Quels leviers activez-vous pour tenter de recruter ou fidéliser les médecins urgentistes ?
En tant que chef de pôle, j’essaie d’améliorer la qualité de vie au travail (QVT), d’intégrer les médecins dans des projets ou de diminuer la charge aux urgences. Nous devrions, par exemple, mettre un interne de pédiatrie aux urgences, ce qui permettra aussi de ménager un peu les urgentistes. Depuis la fermeture des urgences la nuit, la direction réfléchit aussi à une solution territoriale avec l’ARS PACA, la fédération d’urgence du Var (FUV) et les services d’urgence (publics et privés) du territoire.
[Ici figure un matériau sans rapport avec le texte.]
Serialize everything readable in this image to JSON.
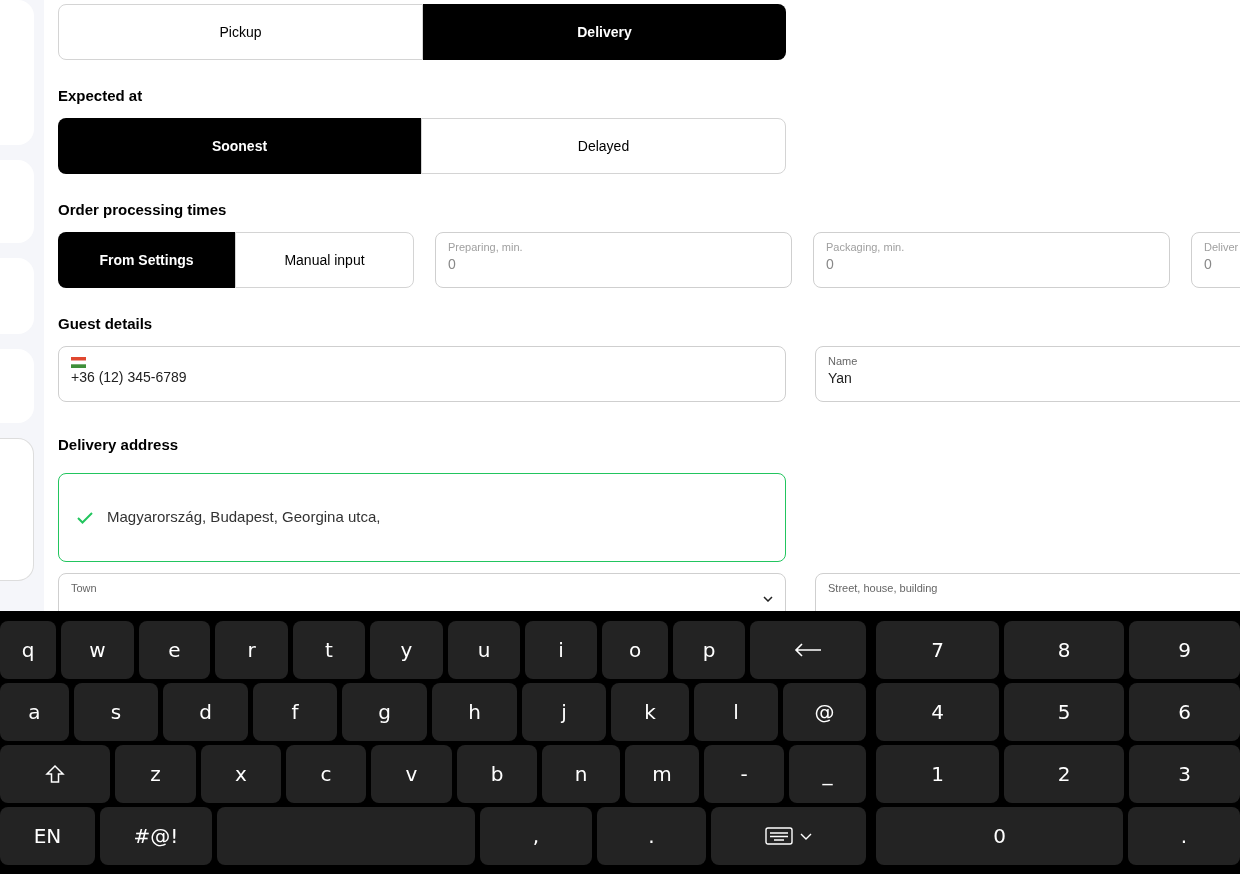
{
  "order_type": {
    "options": [
      {
        "label": "Pickup",
        "selected": false
      },
      {
        "label": "Delivery",
        "selected": true
      }
    ]
  },
  "expected_at": {
    "title": "Expected at",
    "options": [
      {
        "label": "Soonest",
        "selected": true
      },
      {
        "label": "Delayed",
        "selected": false
      }
    ]
  },
  "processing": {
    "title": "Order processing times",
    "options": [
      {
        "label": "From Settings",
        "selected": true
      },
      {
        "label": "Manual input",
        "selected": false
      }
    ],
    "fields": [
      {
        "label": "Preparing, min.",
        "value": "0"
      },
      {
        "label": "Packaging, min.",
        "value": "0"
      },
      {
        "label": "Deliver",
        "value": "0"
      }
    ]
  },
  "guest": {
    "title": "Guest details",
    "phone": "+36 (12) 345-6789",
    "name": {
      "label": "Name",
      "value": "Yan"
    }
  },
  "address": {
    "title": "Delivery address",
    "suggestion": {
      "text": "Magyarország, Budapest, Georgina utca,",
      "confirmed": true
    },
    "town": {
      "label": "Town"
    },
    "street": {
      "label": "Street, house, building"
    }
  },
  "keyboard": {
    "letters": [
      [
        {
          "kind": "char",
          "label": "q"
        },
        {
          "kind": "char",
          "label": "w"
        },
        {
          "kind": "char",
          "label": "e"
        },
        {
          "kind": "char",
          "label": "r"
        },
        {
          "kind": "char",
          "label": "t"
        },
        {
          "kind": "char",
          "label": "y"
        },
        {
          "kind": "char",
          "label": "u"
        },
        {
          "kind": "char",
          "label": "i"
        },
        {
          "kind": "char",
          "label": "o"
        },
        {
          "kind": "char",
          "label": "p"
        },
        {
          "kind": "backspace"
        }
      ],
      [
        {
          "kind": "char",
          "label": "a"
        },
        {
          "kind": "char",
          "label": "s"
        },
        {
          "kind": "char",
          "label": "d"
        },
        {
          "kind": "char",
          "label": "f"
        },
        {
          "kind": "char",
          "label": "g"
        },
        {
          "kind": "char",
          "label": "h"
        },
        {
          "kind": "char",
          "label": "j"
        },
        {
          "kind": "char",
          "label": "k"
        },
        {
          "kind": "char",
          "label": "l"
        },
        {
          "kind": "char",
          "label": "@"
        }
      ],
      [
        {
          "kind": "shift"
        },
        {
          "kind": "char",
          "label": "z"
        },
        {
          "kind": "char",
          "label": "x"
        },
        {
          "kind": "char",
          "label": "c"
        },
        {
          "kind": "char",
          "label": "v"
        },
        {
          "kind": "char",
          "label": "b"
        },
        {
          "kind": "char",
          "label": "n"
        },
        {
          "kind": "char",
          "label": "m"
        },
        {
          "kind": "char",
          "label": "-"
        },
        {
          "kind": "char",
          "label": "_"
        }
      ],
      [
        {
          "kind": "char",
          "label": "EN"
        },
        {
          "kind": "char",
          "label": "#@!"
        },
        {
          "kind": "space"
        },
        {
          "kind": "char",
          "label": ","
        },
        {
          "kind": "char",
          "label": "."
        },
        {
          "kind": "hide"
        }
      ]
    ],
    "numbers": [
      [
        {
          "kind": "char",
          "label": "7"
        },
        {
          "kind": "char",
          "label": "8"
        },
        {
          "kind": "char",
          "label": "9"
        }
      ],
      [
        {
          "kind": "char",
          "label": "4"
        },
        {
          "kind": "char",
          "label": "5"
        },
        {
          "kind": "char",
          "label": "6"
        }
      ],
      [
        {
          "kind": "char",
          "label": "1"
        },
        {
          "kind": "char",
          "label": "2"
        },
        {
          "kind": "char",
          "label": "3"
        }
      ],
      [
        {
          "kind": "char",
          "label": "0"
        },
        {
          "kind": "char",
          "label": "."
        }
      ]
    ]
  }
}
Nous travaillons aussi avec les médecins de ville et la communauté professionnelle territoriale de santé (CPTS) du territoire, pour qu’ils assurent davantage de soins non programmés, et que nous puissions leur réadresser des patients quand il ne s’agit pas d’urgences absolues. Mais, selon le président de la CPTS, il y a 60 médecins généralistes pour environ 100 000 habitants dans l’agglomération, alors qu’il en faudrait 100 pour ce bassin de population… Nous aimerions mettre en place le plus rapidement possible le service d’accès aux soins (SAS). Enfin, nous avons aussi trouvé un local pour créer un projet de maison médicale accolée aux urgences. Elle sera ouverte le plus longtemps possible, pour pouvoir assurer ces soins non programmés non urgents. Mais, pour cela, il faut pouvoir recruter et financer des médecins, et cela coince un peu pour le moment.